It is now a unit of The Walt Disney Co., with its “sports first” virtual MVPD now attached at the hip to Hulu + Live TV. Fubo is no longer an independently owned entity under FuboTV Inc., but that didn’t stop its co-founder and chief executive from releasing the company’s third quarter earnings report — its last.
How did the entity led by David Gandler fare in Q3? While its net loss attributable to common shareholders was lowered to $18.87 million, from $52.42 million, Fubo enjoyed adjusted net income of $7.48 million in Q3 ($0.02 per share), moving from an adjusted net loss of $31.67 million (-$0.08).

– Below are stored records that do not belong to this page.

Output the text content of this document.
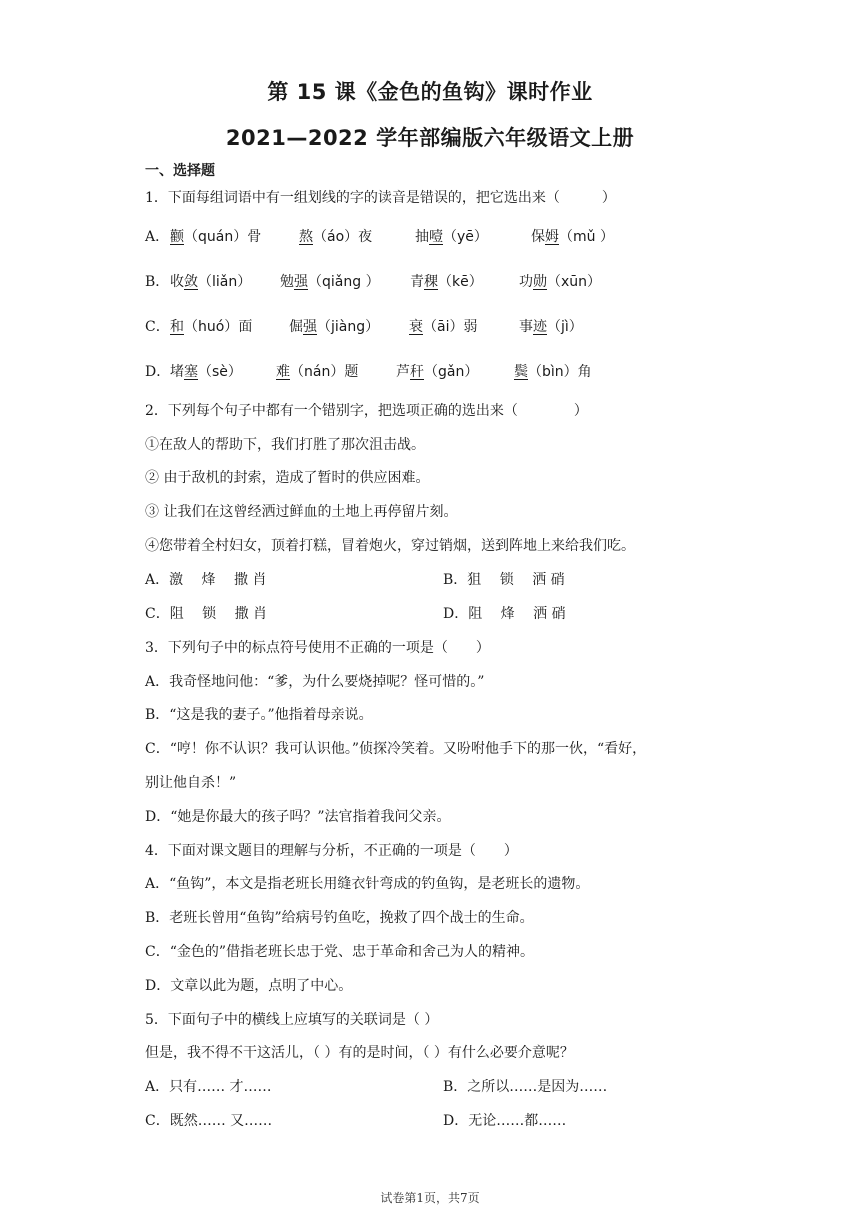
第 15 课《金色的鱼钩》课时作业
2021—2022 学年部编版六年级语文上册
一、选择题
1．下面每组词语中有一组划线的字的读音是错误的，把它选出来（　　　）
A． 颧（quán）骨	熬（áo）夜	抽噎（yē）	保姆（mǔ ）
B． 收敛（liǎn） 勉强（qiǎng ） 青稞（kē）	功勋（xūn）
C． 和（huó）面	倔强（jiàng） 衰（āi）弱	事迹（jì）
D． 堵塞（sè） 难（nán）题	芦秆（gǎn）	鬓（bìn）角
2．下列每个句子中都有一个错别字，把选项正确的选出来（　　　　）
①在敌人的帮助下，我们打胜了那次沮击战。
② 由于敌机的封索，造成了暂时的供应困难。
③ 让我们在这曾经洒过鲜血的土地上再停留片刻。
④您带着全村妇女，顶着打糕，冒着炮火，穿过销烟，送到阵地上来给我们吃。
A．激　 烽　 撒 肖	B．狙　 锁　 洒 硝
C．阻　 锁　 撒 肖	D．阻　 烽　 洒 硝
3．下列句子中的标点符号使用不正确的一项是（　　）
A．我奇怪地问他：“爹，为什么要烧掉呢？怪可惜的。”
B．“这是我的妻子。”他指着母亲说。
C．“哼！你不认识？我可认识他。”侦探冷笑着。又吩咐他手下的那一伙，“看好，
别让他自杀！”
D．“她是你最大的孩子吗？”法官指着我问父亲。
4．下面对课文题目的理解与分析，不正确的一项是（　　）
A．“鱼钩”，本文是指老班长用缝衣针弯成的钓鱼钩，是老班长的遗物。
B．老班长曾用“鱼钩”给病号钓鱼吃，挽救了四个战士的生命。
C．“金色的”借指老班长忠于党、忠于革命和舍己为人的精神。
D．文章以此为题，点明了中心。
5．下面句子中的横线上应填写的关联词是（ ）
但是，我不得不干这活儿，（ ）有的是时间，（ ）有什么必要介意呢？
A．只有…… 才……	B．之所以……是因为……
C．既然…… 又……	D．无论……都……
试卷第1页，共7页
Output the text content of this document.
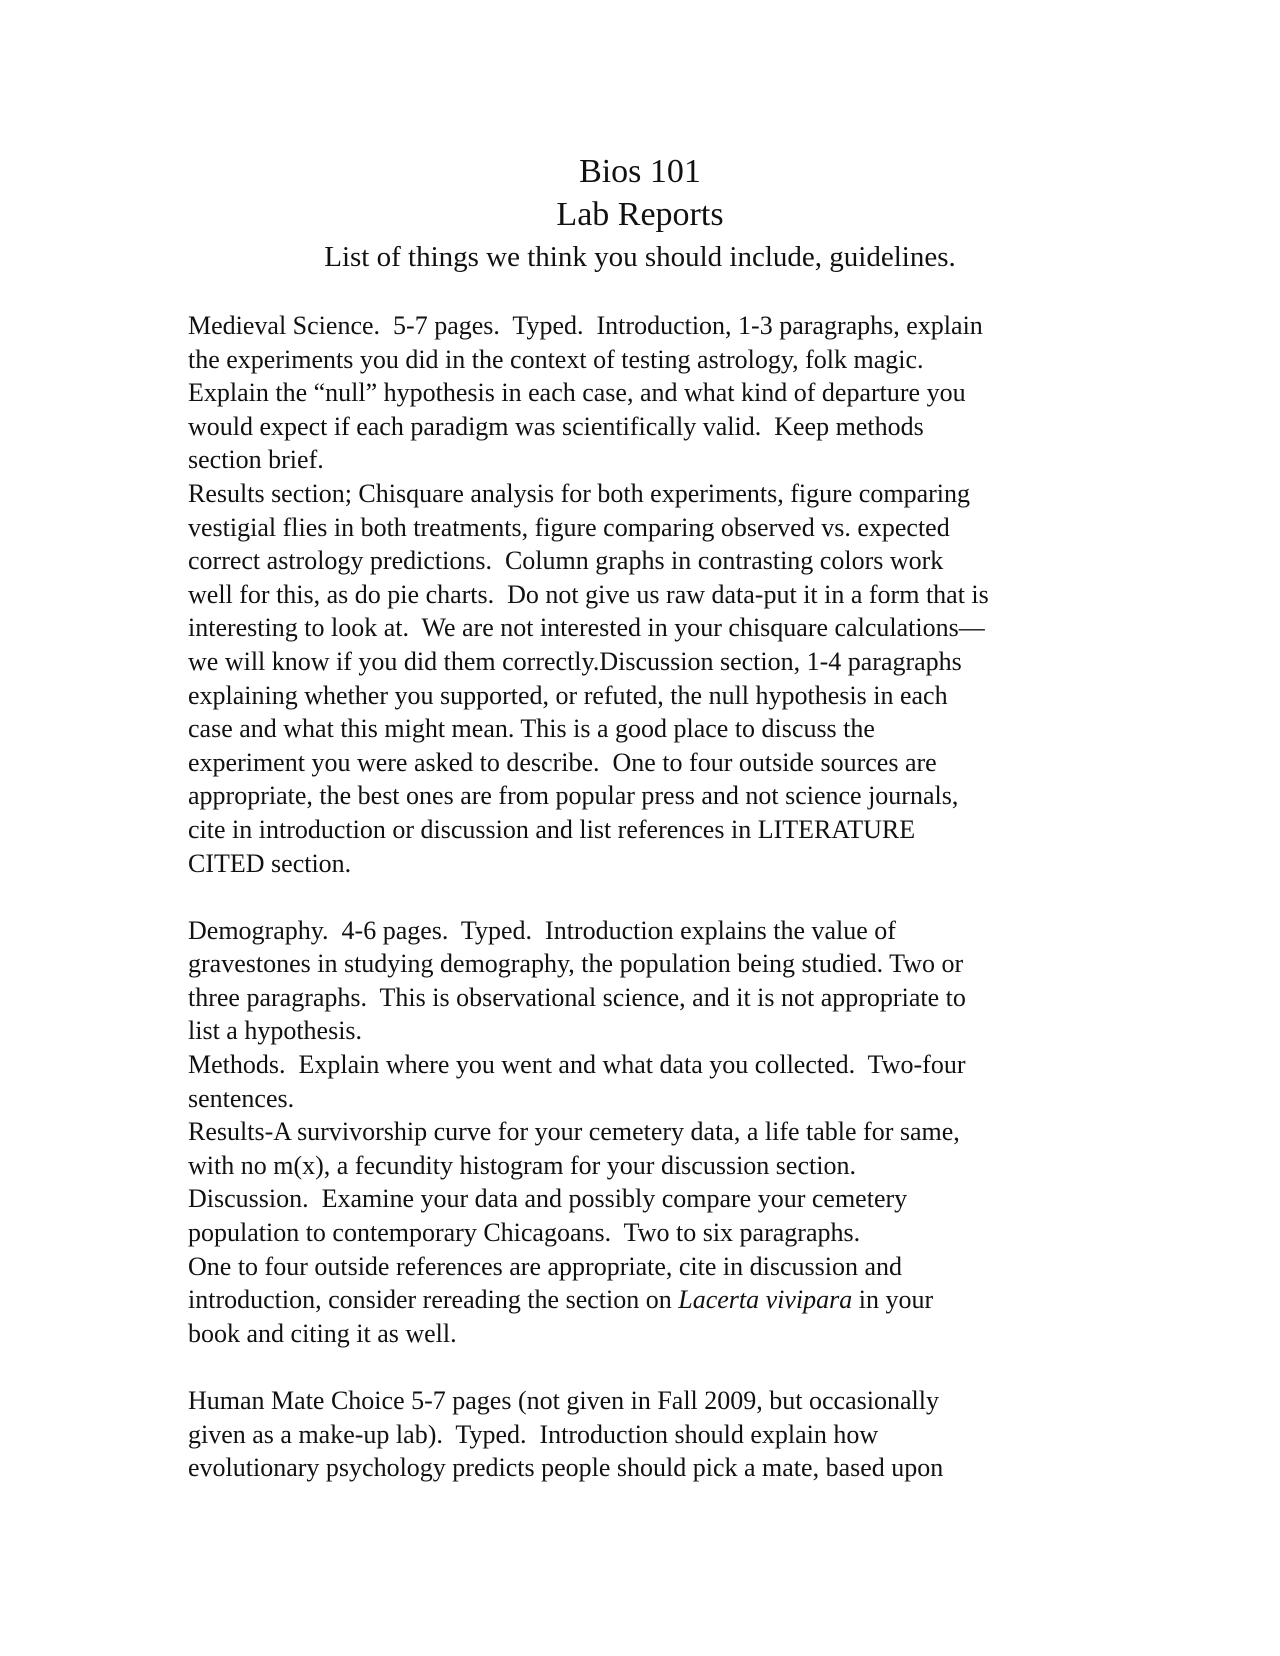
Bios 101
Lab Reports
List of things we think you should include, guidelines.
Medieval Science.  5-7 pages.  Typed.  Introduction, 1-3 paragraphs, explain
the experiments you did in the context of testing astrology, folk magic.
Explain the “null” hypothesis in each case, and what kind of departure you
would expect if each paradigm was scientifically valid.  Keep methods
section brief.
Results section; Chisquare analysis for both experiments, figure comparing
vestigial flies in both treatments, figure comparing observed vs. expected
correct astrology predictions.  Column graphs in contrasting colors work
well for this, as do pie charts.  Do not give us raw data-put it in a form that is
interesting to look at.  We are not interested in your chisquare calculations—
we will know if you did them correctly.Discussion section, 1-4 paragraphs
explaining whether you supported, or refuted, the null hypothesis in each
case and what this might mean. This is a good place to discuss the
experiment you were asked to describe.  One to four outside sources are
appropriate, the best ones are from popular press and not science journals,
cite in introduction or discussion and list references in LITERATURE
CITED section.
Demography.  4-6 pages.  Typed.  Introduction explains the value of
gravestones in studying demography, the population being studied. Two or
three paragraphs.  This is observational science, and it is not appropriate to
list a hypothesis.
Methods.  Explain where you went and what data you collected.  Two-four
sentences.
Results-A survivorship curve for your cemetery data, a life table for same,
with no m(x), a fecundity histogram for your discussion section.
Discussion.  Examine your data and possibly compare your cemetery
population to contemporary Chicagoans.  Two to six paragraphs.
One to four outside references are appropriate, cite in discussion and
introduction, consider rereading the section on Lacerta vivipara in your
book and citing it as well.
Human Mate Choice 5-7 pages (not given in Fall 2009, but occasionally
given as a make-up lab).  Typed.  Introduction should explain how
evolutionary psychology predicts people should pick a mate, based upon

“Fubo’s third quarter 2025 results reflect the strength of our execution and the growing demand for flexible, fan-first streaming,” said Gandler. “We delivered record third quarter subscriber growth in North America and our second consecutive quarter of positive Adjusted EBITDA—clear proof our model is working. New offerings like our Fubo Sports skinny service and Pay-Per-View platform are giving consumers more choice and control than ever. And, as we combine with the Hulu + Live TV business, we’re poised to create a next-gen Pay TV company – built for scale, personalization and profitability. We’re energized by what’s ahead and remain focused on delivering value for viewers, shareholders and our programming partners.”
In the third quarter, Fubo’s North America streaming business delivered total revenue of $368.6 million, down 2.3% year-over-year (YoY), and 1.631 million paid subscribers — up 1.1% from the third quarter of 2024.
Notably, the subscriber result was Fubo’s highest for a third quarter in the company’s history.